1 группа - 27 пациентов (42,2 %) - полипозная трансформация слизистой в стадии выраженного воспаления в гистологических срезах наблюдались полипы, покрытые реснитчатым эпителием, с обильной воспалительной инфильтрацией в клеточном составе, которой преобладали эозинофильные нейтрофилы, плазматические клетки, а также наблюдалось умеренное полнокровие и отек (рис. 3).

2 группа - 6 пациентов (9,3 %) - на фоне длительно существующего хронического воспаления наблюдаются кисты, выстланные уплощенным реснитчатым эпителием, местами без эпителиальной выстилки (рис.  4).

3 группа - 5 пациентов (7,8 %) - хроническое воспаление слизистой оболочки гайморовой пазухи с наличием одновременно кистозной и полипозной трансформации слизистой оболочки. При этом наблюдаются очаги грануляционной ткани разной степени зрелости и очаги склероза.

4 группа - 16 пациентов (25 %) - хроническое воспаление слизистой оболочке в стадии гнойного обострения различной степени выраженности без гиперпластического процесса (рис. 1,2).

5 группа - 5 человек (7,8 %) - хроническое воспаление слизистой оболочки верхнечелюстной пазухи с очаговой метаплазией эпителия. Наблюдались кусочки слизистой оболочки, покрытые реснитчатым эпителием с выраженным хроническим воспалением, с наличием большого числа желез, очагов склероза, а также очагов метаплазии реснитчатого эпителия в многослойный плоский (рис. 5).

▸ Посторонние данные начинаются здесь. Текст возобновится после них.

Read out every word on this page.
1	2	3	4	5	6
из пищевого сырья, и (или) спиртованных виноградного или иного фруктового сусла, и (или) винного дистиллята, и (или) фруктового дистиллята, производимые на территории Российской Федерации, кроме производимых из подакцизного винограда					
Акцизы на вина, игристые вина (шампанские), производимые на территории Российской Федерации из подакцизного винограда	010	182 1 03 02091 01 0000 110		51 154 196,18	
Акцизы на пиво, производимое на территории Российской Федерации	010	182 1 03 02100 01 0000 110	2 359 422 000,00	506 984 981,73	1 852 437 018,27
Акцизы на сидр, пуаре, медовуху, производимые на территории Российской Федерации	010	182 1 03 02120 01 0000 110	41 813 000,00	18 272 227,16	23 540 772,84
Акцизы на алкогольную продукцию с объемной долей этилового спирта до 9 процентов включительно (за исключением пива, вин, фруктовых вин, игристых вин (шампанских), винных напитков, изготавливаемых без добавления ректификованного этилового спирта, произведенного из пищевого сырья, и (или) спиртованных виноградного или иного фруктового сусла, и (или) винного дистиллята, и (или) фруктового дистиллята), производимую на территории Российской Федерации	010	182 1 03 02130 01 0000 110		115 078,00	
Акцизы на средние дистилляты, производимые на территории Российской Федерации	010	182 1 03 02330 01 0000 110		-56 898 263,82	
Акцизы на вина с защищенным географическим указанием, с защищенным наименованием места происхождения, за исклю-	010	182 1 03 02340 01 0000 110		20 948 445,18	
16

6 группа - 5 пациентов (7,8 %) - хроническое воспаление слизистой оболочки, частично покрытой многорядным реснитчатым эпителием с участками метаплазии по типу многослойного плоского с дисплазией 1 ст. или 2 ст., единичными фигурами митозов и диапедезом лейкоцитов (рис. 5).

Обсуждение и выводы

Обсуждая результаты проведенного исследования, следует отметить, что у больных с длительно существующим хроническим воспалением верхнечелюстной пазухи (от 3-до 6 месяцев), при отсутствии качественной антибактериальной терапии приводит к развитию гиперегенераторных (гиперпластических) процессов, в нашем исследовании наблюдалось у более половины пациентов 59,4 % и характеризовалось продуктивными изменениями слизистой оболочки. Хроническое воспаление приводит к формированию грануляционной ткани, а затем соединительной в строме слизистой оболочки [7].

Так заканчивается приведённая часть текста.